Lorsque l'on bombarde de la matière avec des rayons X, la matière réémet de l'énergie sous la forme, entre autres, de rayons X ; c'est la fluorescence X. Le spectre des rayons X émis par la matière est caractéristique de la composition de l'échantillon, en analysant ce spectre, on peut en déduire la composition élémentaire, c'est-à-dire les concentration massiques en éléments.
L'analyse du spectre peut se faire de deux manières :
- par analyse dispersive en longueur d'onde (WD-XRF, wavelength dispersive X-ray fluorescence spectrometry)
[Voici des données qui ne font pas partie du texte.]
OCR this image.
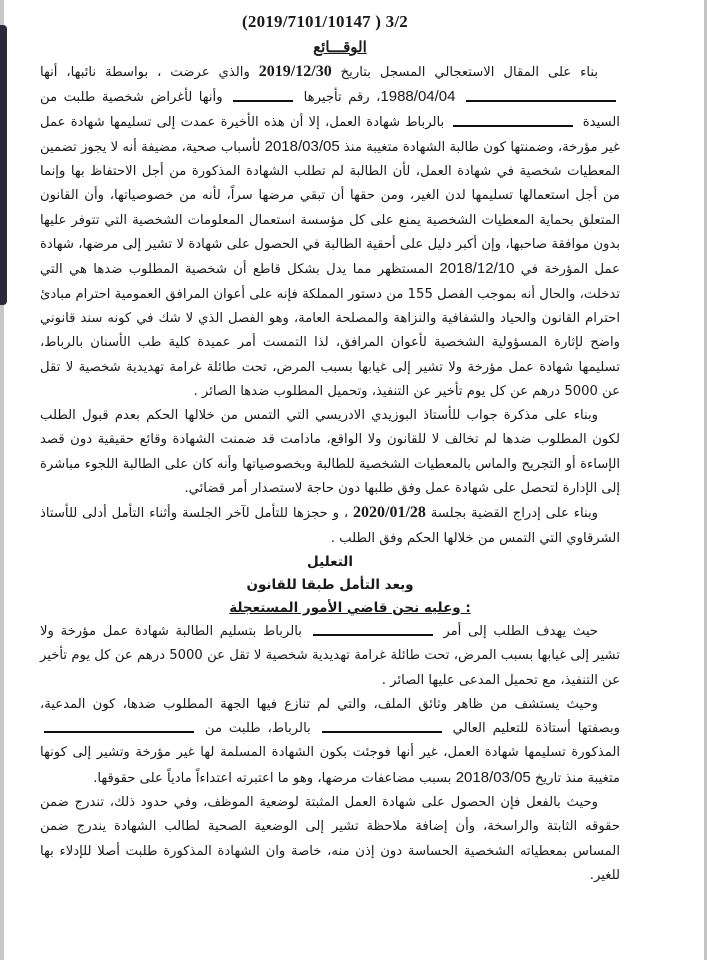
(2019/7101/10147 ) 3/2
الوقـــائع

بناء على المقال الاستعجالي المسجل بتاريخ 2019/12/30 والذي عرضت ، بواسطة نائبها، أنها  1988/04/04، رقم تأجيرها  وأنها لأغراض شخصية طلبت من السيدة  بالرباط شهادة العمل، إلا أن هذه الأخيرة عمدت إلى تسليمها شهادة عمل غير مؤرخة، وضمنتها كون طالبة الشهادة متغيبة منذ 2018/03/05 لأسباب صحية، مضيفة أنه لا يجوز تضمين المعطيات شخصية في شهادة العمل، لأن الطالبة لم تطلب الشهادة المذكورة من أجل الاحتفاظ بها وإنما من أجل استعمالها تسليمها لدن الغير، ومن حقها أن تبقي مرضها سراً، لأنه من خصوصياتها، وأن القانون المتعلق بحماية المعطيات الشخصية يمنع على كل مؤسسة استعمال المعلومات الشخصية التي تتوفر عليها بدون موافقة صاحبها، وإن أكبر دليل على أحقية الطالبة في الحصول على شهادة لا تشير إلى مرضها، شهادة عمل المؤرخة في 2018/12/10 المستظهر مما يدل بشكل قاطع أن شخصية المطلوب ضدها هي التي تدخلت، والحال أنه بموجب الفصل 155 من دستور المملكة فإنه على أعوان المرافق العمومية احترام مبادئ احترام القانون والحياد والشفافية والنزاهة والمصلحة العامة، وهو الفصل الذي لا شك في كونه سند قانوني واضح لإثارة المسؤولية الشخصية لأعوان المرافق، لذا التمست أمر عميدة كلية طب الأسنان بالرباط، تسليمها شهادة عمل مؤرخة ولا تشير إلى غيابها بسبب المرض، تحت طائلة غرامة تهديدية شخصية لا تقل عن 5000 درهم عن كل يوم تأخير عن التنفيذ، وتحميل المطلوب ضدها الصائر .

وبناء على مذكرة جواب للأستاذ البوزيدي الادريسي التي التمس من خلالها الحكم بعدم قبول الطلب لكون المطلوب ضدها لم تخالف لا للقانون ولا الواقع، مادامت قد ضمنت الشهادة وقائع حقيقية دون قصد الإساءة أو التجريح والماس بالمعطيات الشخصية للطالبة وبخصوصياتها وأنه كان على الطالبة اللجوء مباشرة إلى الإدارة لتحصل على شهادة عمل وفق طلبها دون حاجة لاستصدار أمر قضائي.

وبناء على إدراج القضية بجلسة 2020/01/28 ، و حجزها للتأمل لآخر الجلسة وأثناء التأمل أدلى للأستاذ الشرقاوي التي التمس من خلالها الحكم وفق الطلب .

التعليل
وبعد التأمل طبقا للقانون
وعليه نحن قاضي الأمور المستعجلة :

حيث يهدف الطلب إلى أمر  بالرباط بتسليم الطالبة شهادة عمل مؤرخة ولا تشير إلى غيابها بسبب المرض، تحت طائلة غرامة تهديدية شخصية لا تقل عن 5000 درهم عن كل يوم تأخير عن التنفيذ، مع تحميل المدعى عليها الصائر .

وحيث يستشف من ظاهر وثائق الملف، والتي لم تنازع فيها الجهة المطلوب ضدها، كون المدعية، وبصفتها أستاذة للتعليم العالي  بالرباط، طلبت من  المذكورة تسليمها شهادة العمل، غير أنها فوجئت بكون الشهادة المسلمة لها غير مؤرخة وتشير إلى كونها متغيبة منذ تاريخ 2018/03/05 بسبب مضاعفات مرضها، وهو ما اعتبرته اعتداءاً مادياً على حقوقها.

وحيث بالفعل فإن الحصول على شهادة العمل المثبتة لوضعية الموظف، وفي حدود ذلك، تندرج ضمن حقوقه الثابتة والراسخة، وأن إضافة ملاحظة تشير إلى الوضعية الصحية لطالب الشهادة يندرج ضمن المساس بمعطياته الشخصية الحساسة دون إذن منه، خاصة وان الشهادة المذكورة طلبت أصلا للإدلاء بها للغير.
- par analyse dispersive en énergie (ED-XRF, energy dispersive X-ray fluorescence spectrometry)
Sommaire |
Principes de l'analyse
Source de rayons X
On utilise :
- soit un tube à rayons X, type tube de Coolidge ;
- soit, pour les appareils portables, une source radioactive.
Analyse avec une cible secondaire
Dans le cas d'échantillons fragiles, il est possible d'utiliser un rayonnement indirect : le tube à rayons X bombarde une cible, et c'est le spectre fluorescent de cette cible qui bombarde l'échantillon. L'échantillon est excité par un rayonnement quasi monochromatique. Ceci nécessite un appareil adapté, et modifie le traitement des résultats puisqu'il faut prendre en compte l'influence de la cible.
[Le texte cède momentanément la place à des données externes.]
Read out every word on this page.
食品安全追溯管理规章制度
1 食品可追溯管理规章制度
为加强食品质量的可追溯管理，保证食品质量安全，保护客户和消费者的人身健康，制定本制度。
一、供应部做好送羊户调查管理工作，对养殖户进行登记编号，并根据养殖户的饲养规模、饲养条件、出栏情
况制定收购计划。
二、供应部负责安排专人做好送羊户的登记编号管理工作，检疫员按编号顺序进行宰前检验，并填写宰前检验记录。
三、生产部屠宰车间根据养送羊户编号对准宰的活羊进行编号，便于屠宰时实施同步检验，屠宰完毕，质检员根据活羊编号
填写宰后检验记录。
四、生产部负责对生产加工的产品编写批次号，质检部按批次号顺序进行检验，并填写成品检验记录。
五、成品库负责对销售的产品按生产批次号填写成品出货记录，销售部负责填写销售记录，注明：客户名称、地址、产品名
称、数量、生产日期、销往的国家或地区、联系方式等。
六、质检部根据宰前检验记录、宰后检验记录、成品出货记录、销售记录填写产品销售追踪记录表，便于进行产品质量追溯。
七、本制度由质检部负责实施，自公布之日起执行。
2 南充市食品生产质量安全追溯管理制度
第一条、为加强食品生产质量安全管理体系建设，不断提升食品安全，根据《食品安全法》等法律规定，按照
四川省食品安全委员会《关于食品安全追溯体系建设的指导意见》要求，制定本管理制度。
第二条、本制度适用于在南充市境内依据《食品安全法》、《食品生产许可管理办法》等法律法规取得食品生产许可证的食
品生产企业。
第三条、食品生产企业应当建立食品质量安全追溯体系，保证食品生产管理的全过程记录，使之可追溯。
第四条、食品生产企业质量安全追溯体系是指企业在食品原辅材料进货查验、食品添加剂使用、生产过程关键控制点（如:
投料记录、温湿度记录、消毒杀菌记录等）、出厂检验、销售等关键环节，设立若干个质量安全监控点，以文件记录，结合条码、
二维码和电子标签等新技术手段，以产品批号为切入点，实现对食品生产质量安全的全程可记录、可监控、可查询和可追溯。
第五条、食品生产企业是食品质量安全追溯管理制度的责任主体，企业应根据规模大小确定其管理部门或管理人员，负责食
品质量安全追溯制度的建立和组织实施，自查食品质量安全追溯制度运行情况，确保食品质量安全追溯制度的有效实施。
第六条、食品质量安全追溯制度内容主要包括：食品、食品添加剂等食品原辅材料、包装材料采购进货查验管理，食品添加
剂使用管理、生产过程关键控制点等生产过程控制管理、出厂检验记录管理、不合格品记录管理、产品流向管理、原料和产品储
On parle aussi de « fluorescence X polarisée ».
Émission fluorescente
L'énergie des photons X est de l'ordre de grandeur de l'énergie d'ionisation des électrons de cœur (énergie de la liaison des électrons au noyau pour les électrons proches du noyau). Lorsqu'un photon X rencontre un atome, il a donc une probabilité d'éjecter un électron de cœur par effet photoélectrique.
L'atome est alors dans un état excité. La désexcitation se fait par une transition électronique : un électron d'un niveau plus élevé « descend » pour occuper la case quantique vide (place laissée vacante par le photoélectron, c'est-à-dire par le photon éjecté par effet photoélectrique). Cette transition électronique provoque l'émission d'un photon X ;
- soit ce photon sort de l'atome, c'est la fluorescence X ;
- soit il est recapturé par l'atome même et provoque l'éjection d'un électron périphérique ; c'est l'émission Auger.
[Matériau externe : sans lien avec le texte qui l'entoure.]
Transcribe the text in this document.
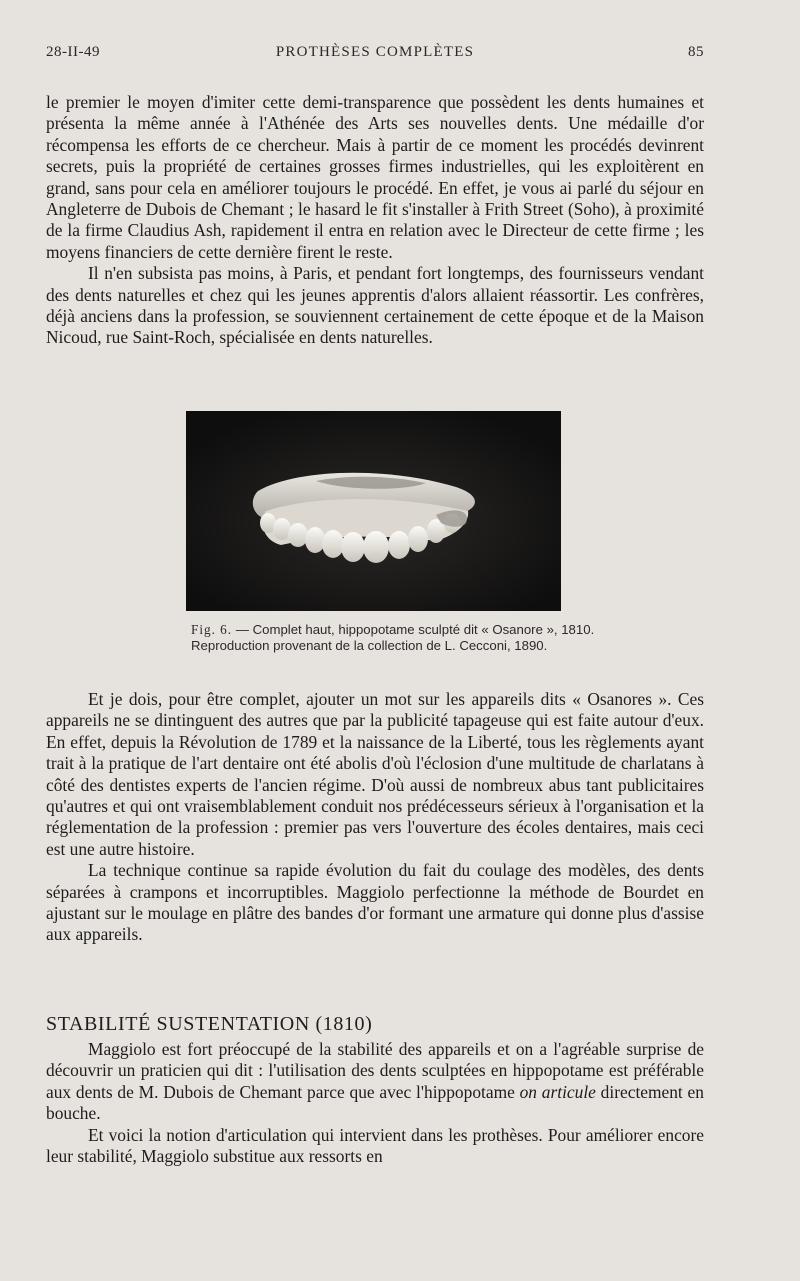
28-II-49	PROTHÈSES COMPLÈTES	85

le premier le moyen d'imiter cette demi-transparence que possèdent les dents humaines et présenta la même année à l'Athénée des Arts ses nouvelles dents. Une médaille d'or récompensa les efforts de ce chercheur. Mais à partir de ce moment les procédés devinrent secrets, puis la propriété de certaines grosses firmes industrielles, qui les exploitèrent en grand, sans pour cela en améliorer toujours le procédé. En effet, je vous ai parlé du séjour en Angleterre de Dubois de Chemant ; le hasard le fit s'installer à Frith Street (Soho), à proximité de la firme Claudius Ash, rapidement il entra en relation avec le Directeur de cette firme ; les moyens financiers de cette dernière firent le reste.

Il n'en subsista pas moins, à Paris, et pendant fort longtemps, des fournisseurs vendant des dents naturelles et chez qui les jeunes apprentis d'alors allaient réassortir. Les confrères, déjà anciens dans la profession, se souviennent certainement de cette époque et de la Maison Nicoud, rue Saint-Roch, spécialisée en dents naturelles.

Fig. 6. — Complet haut, hippopotame sculpté dit « Osanore », 1810. Reproduction provenant de la collection de L. Cecconi, 1890.

Et je dois, pour être complet, ajouter un mot sur les appareils dits « Osanores ». Ces appareils ne se dintinguent des autres que par la publicité tapageuse qui est faite autour d'eux. En effet, depuis la Révolution de 1789 et la naissance de la Liberté, tous les règlements ayant trait à la pratique de l'art dentaire ont été abolis d'où l'éclosion d'une multitude de charlatans à côté des dentistes experts de l'ancien régime. D'où aussi de nombreux abus tant publicitaires qu'autres et qui ont vraisemblablement conduit nos prédécesseurs sérieux à l'organisation et la réglementation de la profession : premier pas vers l'ouverture des écoles dentaires, mais ceci est une autre histoire.

La technique continue sa rapide évolution du fait du coulage des modèles, des dents séparées à crampons et incorruptibles. Maggiolo perfectionne la méthode de Bourdet en ajustant sur le moulage en plâtre des bandes d'or formant une armature qui donne plus d'assise aux appareils.

STABILITÉ SUSTENTATION (1810)

Maggiolo est fort préoccupé de la stabilité des appareils et on a l'agréable surprise de découvrir un praticien qui dit : l'utilisation des dents sculptées en hippopotame est préférable aux dents de M. Dubois de Chemant parce que avec l'hippopotame on articule directement en bouche.

Et voici la notion d'articulation qui intervient dans les prothèses. Pour améliorer encore leur stabilité, Maggiolo substitue aux ressorts en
Certains auteurs estiment que les photoélectrons et les électrons Auger peuvent aussi exciter les atomes, notamment les atomes légers comme le carbone ou l'azote ; les éléments légers subiraient alors une excitation par les rayons X et par les électrons libres de l'échantillon.
Voir aussi l'article Interaction rayonnement-matière.
Bruit de fond
Le bruit de fond du signal provient essentiellement de deux phénomènes :
- la diffusion Rayleigh du rayonnement du tube par l'échantillon : l'échantillon se comporte comme une sorte de miroir qui renvoit le signal du tube vers le détecteur, sans modificaiton d'énergie ;
- l'effet Compton : le rayonnement du tube est diffusé par l'échantillon avec un perte d'énergie.
La diffusion Rayleigh est plus importante pour les échantillons « lourds » (c'est-à-dire comportant majoritairement des atomes de numéro atomique élevé), la diffusion Compton est plus importante pour des échantillons « légers » (c'est-à-dire comportant majoritairement de atomes de Z faible).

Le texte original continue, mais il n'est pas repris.